Perhaps, the closest parallel in world history will be the dual spectres of Benito Mussolini and Adolf Hitler of Italy and Germany of the 20th century respectively, both of whom sought to infest the international community with the virus of fascist, “my view or your death” culture. This is the notion of reality conditioned by the myopia of diseased lens.
As we now witness in typical online conversation in contemporary Nigeria (extending to the Diasporan network), crass ignorance forcibly seeks to displace knowledge rooted in temperance. The tendency is to quickly resort to verbal abuse once unable to sustain an intellectual argument.
On a personal note, yours sincerely had similarly encountered not a few of such monstrous creatures on the treacherous, even perilous, road to the last general poll. The acutely brainwashed or victims of an affliction a Canadian-based poet, Kingsley Jesuorobo, memorably characterised as “mind theft”.
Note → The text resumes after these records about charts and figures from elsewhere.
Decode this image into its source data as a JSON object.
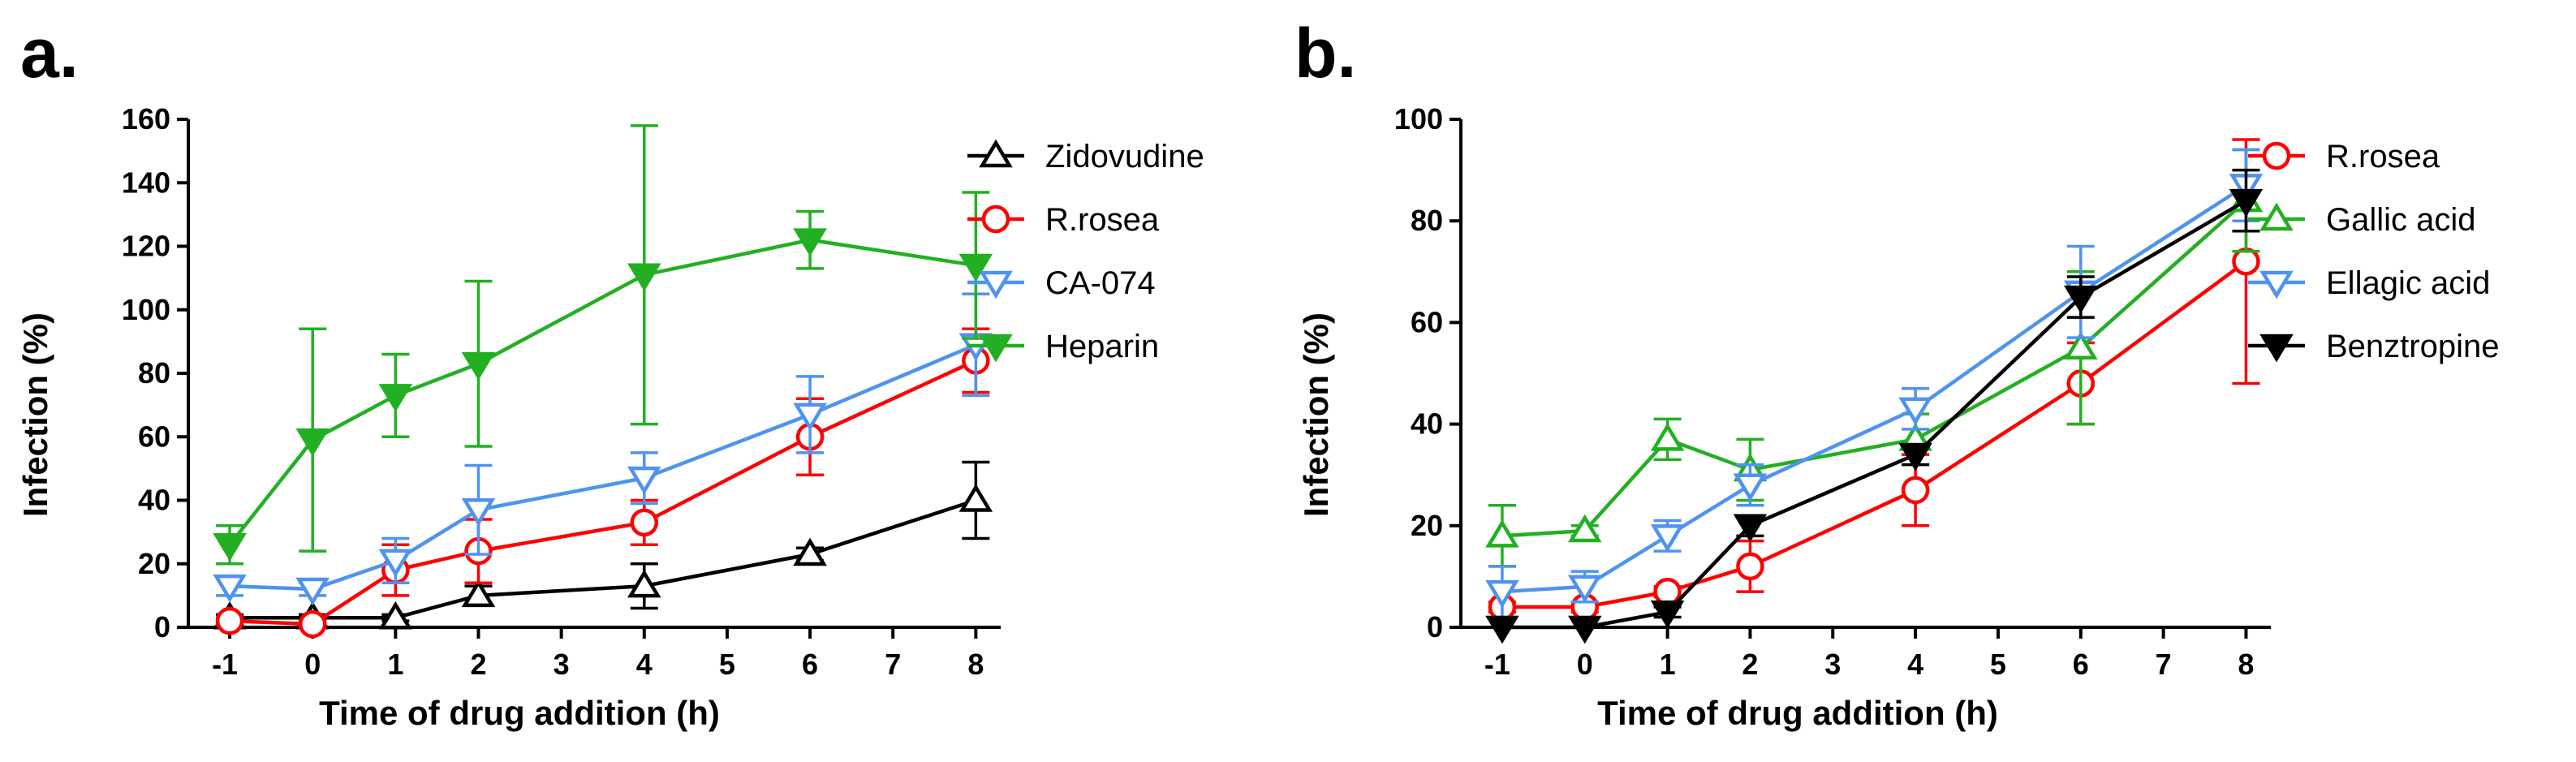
{
  "chart_data": [
    {
      "type": "line",
      "panel_label": "a.",
      "xlabel": "Time of drug addition (h)",
      "ylabel": "Infection (%)",
      "x_ticks": [
        -1,
        0,
        1,
        2,
        3,
        4,
        5,
        6,
        7,
        8
      ],
      "y_ticks": [
        0,
        20,
        40,
        60,
        80,
        100,
        120,
        140,
        160
      ],
      "xlim": [
        -1.5,
        8.3
      ],
      "ylim": [
        0,
        160
      ],
      "legend_position": "right",
      "series": [
        {
          "name": "Zidovudine",
          "color": "#000000",
          "marker": "triangle-up-open",
          "x": [
            -1,
            0,
            1,
            2,
            4,
            6,
            8
          ],
          "y": [
            3,
            3,
            3,
            10,
            13,
            23,
            40
          ],
          "err": [
            1,
            1,
            1,
            3,
            7,
            2,
            12
          ]
        },
        {
          "name": "R.rosea",
          "color": "#ff0000",
          "marker": "circle-open",
          "x": [
            -1,
            0,
            1,
            2,
            4,
            6,
            8
          ],
          "y": [
            2,
            1,
            18,
            24,
            33,
            60,
            84
          ],
          "err": [
            1,
            1,
            8,
            10,
            7,
            12,
            10
          ]
        },
        {
          "name": "CA-074",
          "color": "#4f93f0",
          "marker": "triangle-down-open",
          "x": [
            -1,
            0,
            1,
            2,
            4,
            6,
            8
          ],
          "y": [
            13,
            12,
            21,
            37,
            47,
            67,
            89
          ],
          "err": [
            3,
            2,
            7,
            14,
            8,
            12,
            16
          ]
        },
        {
          "name": "Heparin",
          "color": "#22b022",
          "marker": "triangle-down-filled",
          "x": [
            -1,
            0,
            1,
            2,
            4,
            6,
            8
          ],
          "y": [
            26,
            59,
            73,
            83,
            111,
            122,
            114
          ],
          "err": [
            6,
            35,
            13,
            26,
            47,
            9,
            23
          ]
        }
      ]
    },
    {
      "type": "line",
      "panel_label": "b.",
      "xlabel": "Time of drug addition (h)",
      "ylabel": "Infection (%)",
      "x_ticks": [
        -1,
        0,
        1,
        2,
        3,
        4,
        5,
        6,
        7,
        8
      ],
      "y_ticks": [
        0,
        20,
        40,
        60,
        80,
        100
      ],
      "xlim": [
        -1.5,
        8.3
      ],
      "ylim": [
        0,
        100
      ],
      "legend_position": "right",
      "series": [
        {
          "name": "R.rosea",
          "color": "#ff0000",
          "marker": "circle-open",
          "x": [
            -1,
            0,
            1,
            2,
            4,
            6,
            8
          ],
          "y": [
            4,
            4,
            7,
            12,
            27,
            48,
            72
          ],
          "err": [
            1,
            1,
            1,
            5,
            7,
            8,
            24
          ]
        },
        {
          "name": "Gallic acid",
          "color": "#22b022",
          "marker": "triangle-up-open",
          "x": [
            -1,
            0,
            1,
            2,
            4,
            6,
            8
          ],
          "y": [
            18,
            19,
            37,
            31,
            37,
            55,
            84
          ],
          "err": [
            6,
            1,
            4,
            6,
            5,
            15,
            10
          ]
        },
        {
          "name": "Ellagic acid",
          "color": "#4f93f0",
          "marker": "triangle-down-open",
          "x": [
            -1,
            0,
            1,
            2,
            4,
            6,
            8
          ],
          "y": [
            7,
            8,
            18,
            28,
            43,
            66,
            87
          ],
          "err": [
            5,
            3,
            3,
            4,
            4,
            9,
            7
          ]
        },
        {
          "name": "Benztropine",
          "color": "#000000",
          "marker": "triangle-down-filled",
          "x": [
            -1,
            0,
            1,
            2,
            4,
            6,
            8
          ],
          "y": [
            0,
            0,
            3,
            20,
            34,
            65,
            84
          ],
          "err": [
            0,
            0,
            1,
            2,
            2,
            4,
            6
          ]
        }
      ]
    }
  ]
}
For many, the anonymity of the social media simply provides a license to postulate without empirical premise, libel without conscience and bully without provocation, all in the pursuit of political interest, however hideous. Without shame, one such character once proudly told me he had no patience to “read anything more than 200 words.” Yet, he was quick to levy a scholarly “war”, only to expose arms that appeared long enfeebled by intellectual arthritis.
In the final analysis, for me, the real concern is not so much the insouciance of the children of ignorance running amok and peddling lies in the civic space, but more about the complicity of those who know the truth but keep silence because it suits their present political calculations.
Now, the uncomfortable poser: shall we, out of fear of being hit by the proverbial stray missile, now surrender the national space to these little philistines on a rampage? Shall we?